Think quick to stay ahead of the game
WITH the dust settled on yet another footy season, it is worth reviewing some of the lessons from the West Coast Eagles AFL grand final victory that are applicable to the markets.
There has been no single catalyst for the recent market correction but uncertainty on the impact of trade wars, to US midterm elections, to the China growth outlook coupled with a domestic economy that has been impacted by a royal commission, a slowdown in credit growth and a property downturn have all contributed to the market weakness.
The VIX benchmark measures the market’s expectation of volatility.

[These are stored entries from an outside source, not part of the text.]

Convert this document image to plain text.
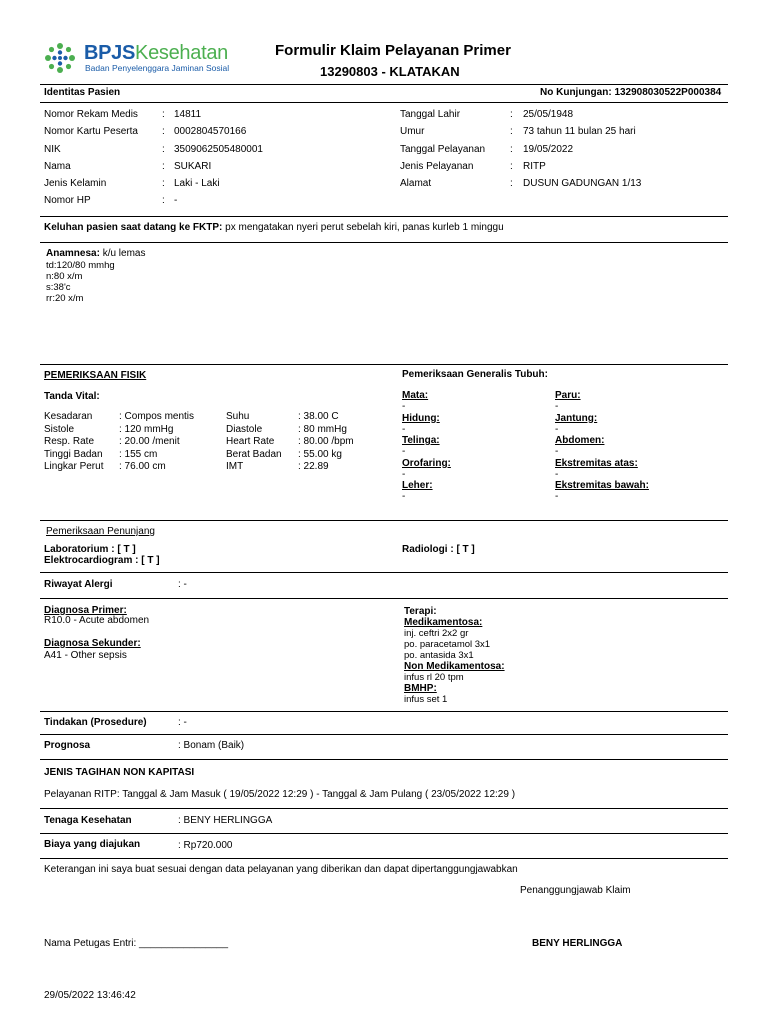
BPJSKesehatan
Badan Penyelenggara Jaminan Sosial
Formulir Klaim Pelayanan Primer
13290803 - KLATAKAN
Identitas Pasien	No Kunjungan: 132908030522P000384
Nomor Rekam Medis : 14811
Nomor Kartu Peserta : 0002804570166
NIK	: 3509062505480001
Nama	: SUKARI
Jenis Kelamin	: Laki - Laki
Nomor HP	: -
Tanggal Lahir	: 25/05/1948
Umur	: 73 tahun 11 bulan 25 hari
Tanggal Pelayanan : 19/05/2022
Jenis Pelayanan	: RITP
Alamat	: DUSUN GADUNGAN 1/13
Keluhan pasien saat datang ke FKTP: px mengatakan nyeri perut sebelah kiri, panas kurleb 1 minggu
Anamnesa: k/u lemas
td:120/80 mmhg
n:80 x/m
s:38'c
rr:20 x/m
PEMERIKSAAN FISIK
Tanda Vital:
Kesadaran	: Compos mentis
Sistole	: 120 mmHg
Resp. Rate : 20.00 /menit
Tinggi Badan : 155 cm
Lingkar Perut : 76.00 cm
Suhu	: 38.00 C
Diastole	: 80 mmHg
Heart Rate : 80.00 /bpm
Berat Badan : 55.00 kg
IMT	: 22.89
Pemeriksaan Generalis Tubuh:
Mata:
-
Hidung:
-
Telinga:
-
Orofaring:
-
Leher:
-
Paru:
-
Jantung:
-
Abdomen:
-
Ekstremitas atas:
-
Ekstremitas bawah:
-
Pemeriksaan Penunjang
Laboratorium : [ T ]
Elektrocardiogram : [ T ]
Radiologi : [ T ]
Riwayat Alergi	: -
Diagnosa Primer:
R10.0 - Acute abdomen
Diagnosa Sekunder:
A41 - Other sepsis
Terapi:
Medikamentosa:
inj. ceftri 2x2 gr
po. paracetamol 3x1
po. antasida 3x1
Non Medikamentosa:
infus rl 20 tpm
BMHP:
infus set 1
Tindakan (Prosedure)	: -
Prognosa	: Bonam (Baik)
JENIS TAGIHAN NON KAPITASI
Pelayanan RITP: Tanggal & Jam Masuk ( 19/05/2022 12:29 ) - Tanggal & Jam Pulang ( 23/05/2022 12:29 )
Tenaga Kesehatan	: BENY HERLINGGA
Biaya yang diajukan	: Rp720.000
Keterangan ini saya buat sesuai dengan data pelayanan yang diberikan dan dapat dipertanggungjawabkan
Penanggungjawab Klaim
Nama Petugas Entri: ________________	BENY HERLINGGA
29/05/2022 13:46:42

Colloquially known as the “fear index”, it is at its highest since February, when the short VIX trade unravelled.
While the price of volatility is high, the key danger is that underlying volatility is actually higher and if this is priced into the market then increased uncertainty means increased risk.
In these types of markets you need to protect capital and manage downside risk.
Similar to the strategy the Eagles used in the Grand Final, the focus should be on three Ds — Defence, Decisions and Diversification.
Sometimes the best form of attack is defence.
West Coast won the Grand Final via a combination of desperate defence and good decision making in the face of a first-quarter onslaught by the Magpies.
Unless investors are able to short stocks, it is hard to get a negative correlation in a portfolio. However, investments can be defended by purchasing products such as put options or “bear” Exchange Traded Funds (ETFs) that will increase in value if the market declines.
They come at a cost, but will mitigate downside risk and provide some insurance in volatile times. With elevated volatility, selling covered call options can often provide the premium to help fund these strategies.
It is important to have a realistic investment approach that allows you make informed but timely decisions.
You also need to be flexible enough to adjust when the environment changes.
When the West Coast game plan and strategy didn’t work they had to adjust quickly or risk losing the game.
In volatile markets investors need to have the ability to be flexible if conditions change. Investors need to be actively making good buy and sell decisions.
The inability to control emotions, particularly those of fear and greed, can often lead to losses and now is not the time to have your head in the sand. Investors need to speak to their advisers or fund managers to understand what decisions are made on their behalf.
Diversification means reducing risk by investing in a variety of assets.
West Coast had a diverse list with a high skill level.
However, there were key players in the backs — Jeremy McGovern, midfielder Luke Shuey, and Josh Kennedy in the forward line. They all had nervous moments early but were crucial to the end result.
Similarly, having appropriate diversification in a stock portfolio means holding high-quality shares in key sectors and ensuring you back them in turbulent times, as long as the investment thesis remains intact.
Alternatively, rather than doubling down on loss-making positions in the hope they come good, consideration should be given to cutting losses and diversifying into new positions. Momentum stocks and value traps need to be treated with caution.
In this market, doing nothing gets you nothing.